Wireless object tracking applications are gaining popularity within the realm of Internet-of-Things (IoT), and will soon utilize emerging ultra-low-power device-to-device communication. However, severe energy constraints (e.g., an ambient light source or an energy harvesting source) require much more careful accounting of energy usage than what prior art provides. In particular, the available energy, the differing power consumption levels for listening, receiving, and transmitting, as well as the limited control bandwidth must all be considered.
In this talk, I will first present the design, analysis, and evaluation of Panda – a neighbor discovery protocol tailored for energy harvesting nodes with extremely limited power budgets. Panda is centralized protocol designed for homogeneous nodes with equal power consumption levels.
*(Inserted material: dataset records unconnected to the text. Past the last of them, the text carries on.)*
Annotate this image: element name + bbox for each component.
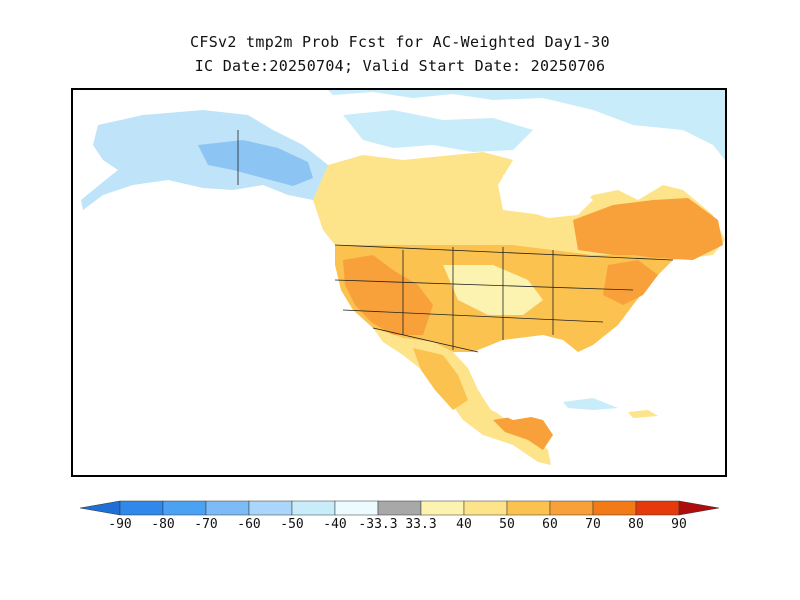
colorbar-swatch bbox=[162, 500, 207, 516]
colorbar-swatch bbox=[506, 500, 551, 516]
colorbar-swatch bbox=[205, 500, 250, 516]
arctic-islands bbox=[328, 90, 725, 160]
colorbar-swatch bbox=[635, 500, 680, 516]
arctic-islands-b bbox=[343, 110, 533, 152]
chart-subtitle: IC Date:20250704; Valid Start Date: 2025… bbox=[194, 57, 606, 75]
northeast-warm bbox=[603, 260, 658, 305]
colorbar-swatch bbox=[291, 500, 336, 516]
colorbar-tick-label: -33.3 bbox=[358, 517, 398, 532]
colorbar-tick-label: -90 bbox=[108, 517, 132, 532]
colorbar bbox=[78, 500, 728, 524]
colorbar-arrow-right bbox=[678, 500, 720, 516]
usa-central-pale bbox=[443, 265, 543, 315]
colorbar-tick-label: -50 bbox=[280, 517, 304, 532]
colorbar-swatch bbox=[119, 500, 164, 516]
gulf-of-mexico bbox=[478, 370, 553, 420]
mexico-warm bbox=[413, 348, 468, 410]
colorbar-swatch bbox=[377, 500, 422, 516]
colorbar-arrow-left bbox=[79, 500, 121, 516]
hispaniola bbox=[628, 410, 658, 418]
state-boundaries bbox=[237, 130, 674, 353]
colorbar-swatch bbox=[248, 500, 293, 516]
chart-title: CFSv2 tmp2m Prob Fcst for AC-Weighted Da… bbox=[190, 33, 610, 51]
colorbar-tick-label: 70 bbox=[585, 517, 601, 532]
colorbar-graphic bbox=[79, 500, 720, 516]
colorbar-tick-label: 33.3 bbox=[405, 517, 437, 532]
colorbar-tick-label: -40 bbox=[323, 517, 347, 532]
colorbar-swatch bbox=[463, 500, 508, 516]
colorbar-swatch bbox=[420, 500, 465, 516]
forecast-map bbox=[71, 88, 727, 477]
colorbar-tick-label: -70 bbox=[194, 517, 218, 532]
colorbar-tick-label: -60 bbox=[237, 517, 261, 532]
map-canvas bbox=[81, 90, 725, 465]
colorbar-tick-label: -80 bbox=[151, 517, 175, 532]
colorbar-tick-label: 50 bbox=[499, 517, 515, 532]
central-america bbox=[493, 415, 553, 450]
quebec-warm bbox=[573, 198, 723, 260]
colorbar-swatch bbox=[549, 500, 594, 516]
colorbar-swatch bbox=[592, 500, 637, 516]
colorbar-tick-label: 90 bbox=[671, 517, 687, 532]
alaska-cold-core bbox=[198, 140, 313, 186]
colorbar-tick-label: 60 bbox=[542, 517, 558, 532]
usa-west-warm bbox=[343, 255, 433, 335]
hudson-bay bbox=[503, 170, 593, 218]
colorbar-tick-label: 40 bbox=[456, 517, 472, 532]
cuba bbox=[563, 398, 618, 410]
colorbar-swatch bbox=[334, 500, 379, 516]
colorbar-tick-label: 80 bbox=[628, 517, 644, 532]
In order to understand the fundamental communication limits in a more general network setting, we formulate the problem of maximizing the throughput among a set of heterogeneous broadcasting nodes with differing power consumption levels, each subject to a strict ultra-low-power budget. We obtain the oracle throughput (i.e., maximum throughput achieved by an oracle) and use Lagrange methods to design EconCast – a simple asynchronous distributed protocol in which nodes transition between sleep, listen, and transmit states, and dynamically change the transition rates. EconCast can operate in groupput or anyput mode to respectively maximize two alternative throughput measures. We show that EconCast approaches the oracle throughput. The performance is also evaluated numerically and via extensive simulations and it is shown that EconCast outperforms prior art by 6x – 17x under realistic assumptions. Moreover, we evaluate EconCast’s latency performance and consider design tradeoffs when operating in groupput and anyput modes. Finally, we implement EconCast using the TI eZ430-RF2500-SEH energy harvesting nodes and experimentally show that in realistic environments it obtains 57% – 77% of the achievable throughput.

The results are based on joint work with Rob Margolies, Guy Grebla, Javad Ghaderi, Dan Rubenstein, and Gil Zussman.
 

Short Bio:

Tingjun Chen is currently a Ph.D. student in the Electrical Engineering Department at Columbia University. He received the M.S. degree in Electrical Engineering from Columbia University in 2015, and the B.Eng. degree in Electronic Engineering from Tsinghua University in 2014. His research interests are in PHY/MAC layer algorithms, optimization, and system design and implementation in Internet-of-Things, energy harvesting networks, full-duplex networks, and millimeter-wave and 5G networks. He received the Wei Family Private Foundation Fellowship, the Columbia University Electrical Engineering Armstrong Memorial Award, the Columbia Engineering Oscar and Verna Byron Fellowship, and the ACM CoNEXT 2016 Best Paper Award.